Point #6: Health Insecurity Increases Retirement Insecurity
Finally, I want to briefly mention that perhaps the most consequential policy issue for retirement savers that this Congress has considered this year is the American Health Care Act (AHCA). The Congressional Budget Office (CBO) estimated that the version of AHCA originally introduced in the House would result in 24 million people losing health insurance due to a combination of regulatory changes (like eliminating the individual responsibility to purchase insurance) and an $880 billion reduction to Medicaid over the next decade. (CBO has not yet provided an updated estimate for the revised version of the AHCA passed by the House on May 4.) Moreover, CBO has documented that the legislation would result in increases in out-of-pocket costs for many households—particularly for older households and for those with lower incomes.
The net effect of this legislation would be to reduce effective after-tax incomes for tens of millions of households, increasing their financial insecurity and causing them to cut back on a wide range of activities—including retirement savings. As such, this legislation has the potential to increase retirement insecurity along with its other costs in terms of worse health outcomes and greater financial insecurity.
References
Butrica, Barbara and Nadia Karamcheva. 2015. "Automatic Enrollment, Employer Match Rates, and Employee Compensation in 401(k) Plans." US Bureau of Labor Statistics, Monthly Labor Review (May).

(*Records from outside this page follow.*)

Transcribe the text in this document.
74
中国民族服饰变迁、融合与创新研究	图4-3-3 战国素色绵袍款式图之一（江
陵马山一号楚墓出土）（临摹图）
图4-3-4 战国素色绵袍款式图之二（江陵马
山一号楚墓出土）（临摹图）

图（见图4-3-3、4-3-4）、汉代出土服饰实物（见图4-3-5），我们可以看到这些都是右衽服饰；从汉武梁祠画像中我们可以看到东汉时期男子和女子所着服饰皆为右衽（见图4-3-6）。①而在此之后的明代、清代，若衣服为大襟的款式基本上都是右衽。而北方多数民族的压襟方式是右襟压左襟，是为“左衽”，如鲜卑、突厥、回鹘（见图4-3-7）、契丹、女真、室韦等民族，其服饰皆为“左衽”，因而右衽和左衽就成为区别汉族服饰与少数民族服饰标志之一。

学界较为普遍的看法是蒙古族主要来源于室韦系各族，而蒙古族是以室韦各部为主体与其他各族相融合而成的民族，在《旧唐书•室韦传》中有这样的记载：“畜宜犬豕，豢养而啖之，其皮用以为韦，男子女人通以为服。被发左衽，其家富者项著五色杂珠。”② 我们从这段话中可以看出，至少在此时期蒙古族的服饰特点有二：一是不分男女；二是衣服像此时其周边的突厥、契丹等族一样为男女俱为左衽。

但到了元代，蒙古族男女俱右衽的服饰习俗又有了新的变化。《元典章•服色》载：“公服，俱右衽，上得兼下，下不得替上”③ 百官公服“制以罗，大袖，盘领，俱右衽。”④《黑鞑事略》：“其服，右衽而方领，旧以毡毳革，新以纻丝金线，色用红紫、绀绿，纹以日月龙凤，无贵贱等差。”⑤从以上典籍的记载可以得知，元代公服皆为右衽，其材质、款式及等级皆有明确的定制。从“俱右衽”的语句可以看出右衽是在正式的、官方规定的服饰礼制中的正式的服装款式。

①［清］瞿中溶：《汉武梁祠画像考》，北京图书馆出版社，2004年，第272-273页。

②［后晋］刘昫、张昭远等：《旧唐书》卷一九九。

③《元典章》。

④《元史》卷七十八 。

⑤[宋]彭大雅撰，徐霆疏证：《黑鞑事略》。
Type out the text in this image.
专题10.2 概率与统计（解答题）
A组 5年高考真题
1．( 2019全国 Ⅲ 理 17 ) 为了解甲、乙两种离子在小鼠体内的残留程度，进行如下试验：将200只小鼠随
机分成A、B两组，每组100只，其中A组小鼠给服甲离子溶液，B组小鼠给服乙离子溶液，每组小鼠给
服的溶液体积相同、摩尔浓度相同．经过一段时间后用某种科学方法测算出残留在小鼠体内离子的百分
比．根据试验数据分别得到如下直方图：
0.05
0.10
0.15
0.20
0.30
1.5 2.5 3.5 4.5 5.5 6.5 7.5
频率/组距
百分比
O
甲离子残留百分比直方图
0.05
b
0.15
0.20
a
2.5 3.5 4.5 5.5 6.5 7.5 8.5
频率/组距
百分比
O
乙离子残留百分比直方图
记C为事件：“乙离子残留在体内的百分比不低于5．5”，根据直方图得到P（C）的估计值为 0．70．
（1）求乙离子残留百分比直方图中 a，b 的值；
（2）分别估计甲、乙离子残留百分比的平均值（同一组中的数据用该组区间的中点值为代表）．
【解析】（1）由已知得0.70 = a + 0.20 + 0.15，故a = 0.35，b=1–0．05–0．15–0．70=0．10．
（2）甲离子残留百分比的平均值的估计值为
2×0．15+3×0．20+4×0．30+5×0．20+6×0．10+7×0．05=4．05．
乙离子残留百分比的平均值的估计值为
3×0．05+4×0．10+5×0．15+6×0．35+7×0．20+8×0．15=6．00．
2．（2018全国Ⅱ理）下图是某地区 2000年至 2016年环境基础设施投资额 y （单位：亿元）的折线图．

Choi, James J., David Laibson, and Brigitte Madrian. 2004. "Plan Design and 401(k) Savings Outcomes." National Tax Journal 57 (2): 275-298.
Council of Economic Advisers (CEA). 2015. "The Effects of Conflicted Investment Advice on Retirement Savings." Report.
Gale, William G., John Karl Scholz, and Ananth Seshadri. 2009. "Are All Americans Saving ‘Optimally ' for Retirement?" Working paper.
Munnell, Alicia H., Wenliang Hou, and Geoffrey T. Sanzenbacher. 2017. "Do Households Have a Good Sense of Their Retirement Preparedness"? Center for Retirement Research, Boston College. Issue Brief No. 17-4.